Mundo globalizado, informatizado, conectado e solitário. Pessoas estão ligadas umas às outras virtualmente. E-mails são conhecidos, páginas de relacionamentos diversas. Distância, solidão. Em um mundo de intensas buscas, de correria que aumenta sempre e mesmo com todas as ferramentas que temos disponíveis, para que os processos sejam acelerados, para que a comunicação seja mais e mais ágil, o dia parece pequeno, insuficiente.

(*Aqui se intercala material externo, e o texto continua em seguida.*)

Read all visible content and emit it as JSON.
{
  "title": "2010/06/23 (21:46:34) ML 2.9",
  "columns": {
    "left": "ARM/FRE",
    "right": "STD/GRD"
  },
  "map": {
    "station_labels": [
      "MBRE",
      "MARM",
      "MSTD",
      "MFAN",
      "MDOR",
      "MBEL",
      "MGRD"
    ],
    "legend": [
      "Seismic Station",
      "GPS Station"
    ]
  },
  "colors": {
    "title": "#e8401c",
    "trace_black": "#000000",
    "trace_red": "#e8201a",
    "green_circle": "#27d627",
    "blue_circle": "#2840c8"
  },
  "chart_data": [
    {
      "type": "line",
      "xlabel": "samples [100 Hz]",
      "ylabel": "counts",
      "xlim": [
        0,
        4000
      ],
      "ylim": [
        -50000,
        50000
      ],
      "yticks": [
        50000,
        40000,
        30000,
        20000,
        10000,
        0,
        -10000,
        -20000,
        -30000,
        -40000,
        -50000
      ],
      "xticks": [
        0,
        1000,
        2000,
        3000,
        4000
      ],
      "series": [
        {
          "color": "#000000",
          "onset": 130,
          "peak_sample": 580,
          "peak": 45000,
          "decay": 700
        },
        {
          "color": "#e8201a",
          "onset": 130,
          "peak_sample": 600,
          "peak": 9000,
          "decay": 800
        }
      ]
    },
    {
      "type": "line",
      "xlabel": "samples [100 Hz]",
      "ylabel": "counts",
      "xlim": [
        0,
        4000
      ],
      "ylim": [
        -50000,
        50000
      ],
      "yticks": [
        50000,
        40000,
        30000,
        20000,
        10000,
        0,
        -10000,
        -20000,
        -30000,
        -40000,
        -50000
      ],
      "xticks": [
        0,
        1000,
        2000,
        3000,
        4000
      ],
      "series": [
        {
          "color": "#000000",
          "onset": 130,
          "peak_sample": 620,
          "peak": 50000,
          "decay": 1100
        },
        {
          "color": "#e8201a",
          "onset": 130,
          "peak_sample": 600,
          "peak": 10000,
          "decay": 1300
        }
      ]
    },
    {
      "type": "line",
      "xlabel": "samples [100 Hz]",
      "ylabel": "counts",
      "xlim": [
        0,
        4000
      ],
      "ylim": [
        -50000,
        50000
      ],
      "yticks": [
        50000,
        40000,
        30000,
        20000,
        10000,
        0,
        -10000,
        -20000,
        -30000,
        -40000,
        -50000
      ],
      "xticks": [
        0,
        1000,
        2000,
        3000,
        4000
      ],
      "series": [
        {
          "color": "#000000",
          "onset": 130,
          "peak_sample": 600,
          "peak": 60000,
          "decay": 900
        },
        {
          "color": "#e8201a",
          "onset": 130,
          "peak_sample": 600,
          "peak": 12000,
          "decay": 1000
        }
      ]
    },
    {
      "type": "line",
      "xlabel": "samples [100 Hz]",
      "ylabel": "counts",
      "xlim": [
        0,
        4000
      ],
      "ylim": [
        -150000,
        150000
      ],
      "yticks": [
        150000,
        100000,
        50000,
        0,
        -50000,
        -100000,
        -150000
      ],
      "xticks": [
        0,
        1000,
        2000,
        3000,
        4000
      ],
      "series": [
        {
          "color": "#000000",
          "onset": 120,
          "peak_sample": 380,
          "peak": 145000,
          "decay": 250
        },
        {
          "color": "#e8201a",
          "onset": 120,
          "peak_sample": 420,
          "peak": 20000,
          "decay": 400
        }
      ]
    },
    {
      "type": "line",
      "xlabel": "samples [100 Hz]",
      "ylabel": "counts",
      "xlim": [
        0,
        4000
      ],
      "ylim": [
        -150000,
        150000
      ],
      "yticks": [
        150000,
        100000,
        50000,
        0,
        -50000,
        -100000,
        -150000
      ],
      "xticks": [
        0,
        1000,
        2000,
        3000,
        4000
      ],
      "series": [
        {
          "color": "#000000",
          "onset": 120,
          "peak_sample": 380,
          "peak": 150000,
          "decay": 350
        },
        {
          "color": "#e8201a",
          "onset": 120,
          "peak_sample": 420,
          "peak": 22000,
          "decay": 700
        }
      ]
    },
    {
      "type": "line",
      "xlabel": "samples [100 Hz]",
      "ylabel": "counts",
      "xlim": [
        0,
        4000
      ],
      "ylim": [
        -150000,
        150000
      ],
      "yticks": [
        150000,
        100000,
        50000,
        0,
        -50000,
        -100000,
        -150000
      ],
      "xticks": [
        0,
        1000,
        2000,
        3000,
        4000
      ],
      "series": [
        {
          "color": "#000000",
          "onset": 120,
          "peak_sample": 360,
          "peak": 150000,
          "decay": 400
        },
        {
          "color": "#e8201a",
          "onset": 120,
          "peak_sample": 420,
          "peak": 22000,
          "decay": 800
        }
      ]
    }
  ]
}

Quero almoçar com alguns amigos, (até porque minha alimentação corresponde ao dia-a-dia capitalista – fast-food trash, ou em bom português, ‘alimentação que um dia o corpo pedirá a conta de tanta irresponsabilidade!’). Quero passar na casa de antigos irmãos de caminhada. E pessoalmente, sem celulares, sem mandar um torpedo, até porque torpedo só em caso de guerra e todos queremos a paz... Mas o meu dia foi tão cheio... E amanhã tem mais, e esta semana está tomada, o mês muito difícil, e fazemos planos para 2010. Que não serão cumpridos. E me lembro do início deste 2009 e da frase do Frei Betto (a qual nem de longe coloquei em prática até agora):

”"Neste ano-novo, faça-te novo, reduzas a tua ansiedade, cultivas flores no canteiro da alma, regues de ternura teus sentimentos mais profundos, imprimas a teus passos o ritmo das tartarugas e a leveza das garças. "
Numa época em que aniversário é felicitado pelo Facebook e comemoração só dos relacionamentos que me interessam, precisamos rever nossos conceitos. E isso se faz em silêncio, olhando para dentro de nós. Afinal de contas, para aqueles com quem ainda tenho algum vínculo antigo, mas não tenho interesse nesta relação atualmente, dou um telefonema. O importante é lembrar! – diriam a maioria. Contato, fora de aniversário, só telefônico mesmo. Lembranças antigas, saudosismo. Saudade de um tempo onde a amizade era, normalmente, desinteressada. Daí surge a ideia de que tais amigos do passado foram os melhores. Podem até ter sido, mas não necessariamente. Na verdade, crescer gera neles (e em nós!) pessoas que só têm olhos para suas próprias vidas, por isso temos saudade. Torno-me independente, e deixo de simplesmente crer. Acho que já ouvi isso em algum lugar...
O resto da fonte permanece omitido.